A promoter of a company cannot be considered as an agent of the company as the company is not in existence during promotion. A promoter is not a trustee of the company. A promoter cannot make any secret profit.

Formation of a Company

The following things are required for the formation of a company.

  • Promoters are required.
  • Objectives of the promoters must be laid down.
  • The names of the promoters must be subscribed to the memorandum of the company.
  • The promoters must comply with the Company Act, 1956.

Private companies and public companies having a share capital can immediately start business after the certificate of registration is issued by the registrar. The incorporation of a company takes approximately 35 days in India. Public companies can offer their shares for sale to the public. The minimum share capital for a public company to be incorporated must be INR 50,000. A private company places certain restrictions on ownership.

For the formation of a company, a company passes through the following three stages −

  • Promotional stage
  • Incorporation stage
  • Commencement of business

Private Company and Public Company

  • The director of a private company may not be specifically qualified. A private company may have only one director who can also be the only shareholder.

  • A public company must have at least 2 directors and 2 shareholders.

  • A private limited company can use its resources to purchase the shares of the company when someone wishes to leave the company.

  • A private company cannot offer any securities of the company to the public.

  • Public companies are able to sell their shares to the public.

To differentiate public companies and private companies, the following factors are taken into consideration −

Minimum Number of Members

A minimum number of 7 members and a minimum number of 2 members are required for a public company and a private company respectively.

Maximum Number of Members

A private company can have 50 members at maximum whereas there is no limit for public companies.

Commencement of Business

A public company needs a Certificate of Commencement for commencement of business whereas, a private company can commence business after the certificate of registration is issued.

Invitation to the Public

A public company can invite the public to buy shares whereas a private company cannot sell its shares to the public.

Transferability of Shares

There is no restriction on a shareholder of a public company to transfer shares.

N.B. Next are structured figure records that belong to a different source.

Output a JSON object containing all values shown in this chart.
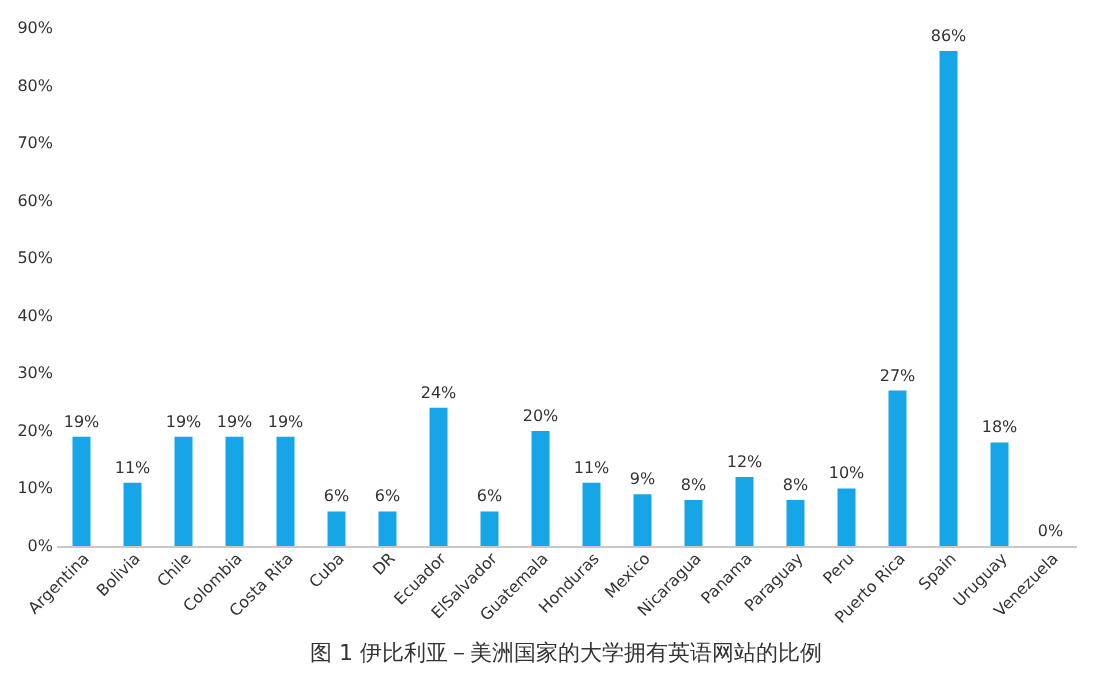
{
  "chart_data": {
    "type": "bar",
    "title": "图 1 伊比利亚－美洲国家的大学拥有英语网站的比例",
    "categories": [
      "Argentina",
      "Bolivia",
      "Chile",
      "Colombia",
      "Costa Rita",
      "Cuba",
      "DR",
      "Ecuador",
      "ElSalvador",
      "Guatemala",
      "Honduras",
      "Mexico",
      "Nicaragua",
      "Panama",
      "Paraguay",
      "Peru",
      "Puerto Rica",
      "Spain",
      "Uruguay",
      "Venezuela"
    ],
    "values": [
      19,
      11,
      19,
      19,
      19,
      6,
      6,
      24,
      6,
      20,
      11,
      9,
      8,
      12,
      8,
      10,
      27,
      86,
      18,
      0
    ],
    "value_labels": [
      "19%",
      "11%",
      "19%",
      "19%",
      "19%",
      "6%",
      "6%",
      "24%",
      "6%",
      "20%",
      "11%",
      "9%",
      "8%",
      "12%",
      "8%",
      "10%",
      "27%",
      "86%",
      "18%",
      "0%"
    ],
    "color": "#16a5e6",
    "ylim": [
      0,
      90
    ],
    "yticks": [
      {
        "value": 0,
        "label": "0%"
      },
      {
        "value": 10,
        "label": "10%"
      },
      {
        "value": 20,
        "label": "20%"
      },
      {
        "value": 30,
        "label": "30%"
      },
      {
        "value": 40,
        "label": "40%"
      },
      {
        "value": 50,
        "label": "50%"
      },
      {
        "value": 60,
        "label": "60%"
      },
      {
        "value": 70,
        "label": "70%"
      },
      {
        "value": 80,
        "label": "80%"
      },
      {
        "value": 90,
        "label": "90%"
      }
    ],
    "grid": false
  }
}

Shareholders of private companies are restricted from transferring shares.

Number of Directors

A private company can have at least 1 director but a public company must have at least 2 directors.

Statutory Meeting

A public company must hold a statutory meeting and file a statutory report with the registrar. There is no such obligation for a private company.

Restrictions on the Appointment of Directors

A director of a public company should file his consent with the registrar. He cannot vote or participate in any discussion on a contract on which he is interested.

Managerial Remuneration

For a public company, the remuneration payable to a manager cannot exceed 11% of net profits. A minimum of INR 50,000 can be paid at the time of inadequacy of profit. Private companies do not face these restrictions.

Further Issue of Capital

A public company must offer further issue of shares to its existing members. A private company on the other hand is free to allot new issue to outsiders.


Private companies are required to have the suffix ‘Private Limited’ at the end of their names. A public company is required to have the suffix ‘Limited’ at the end of its name.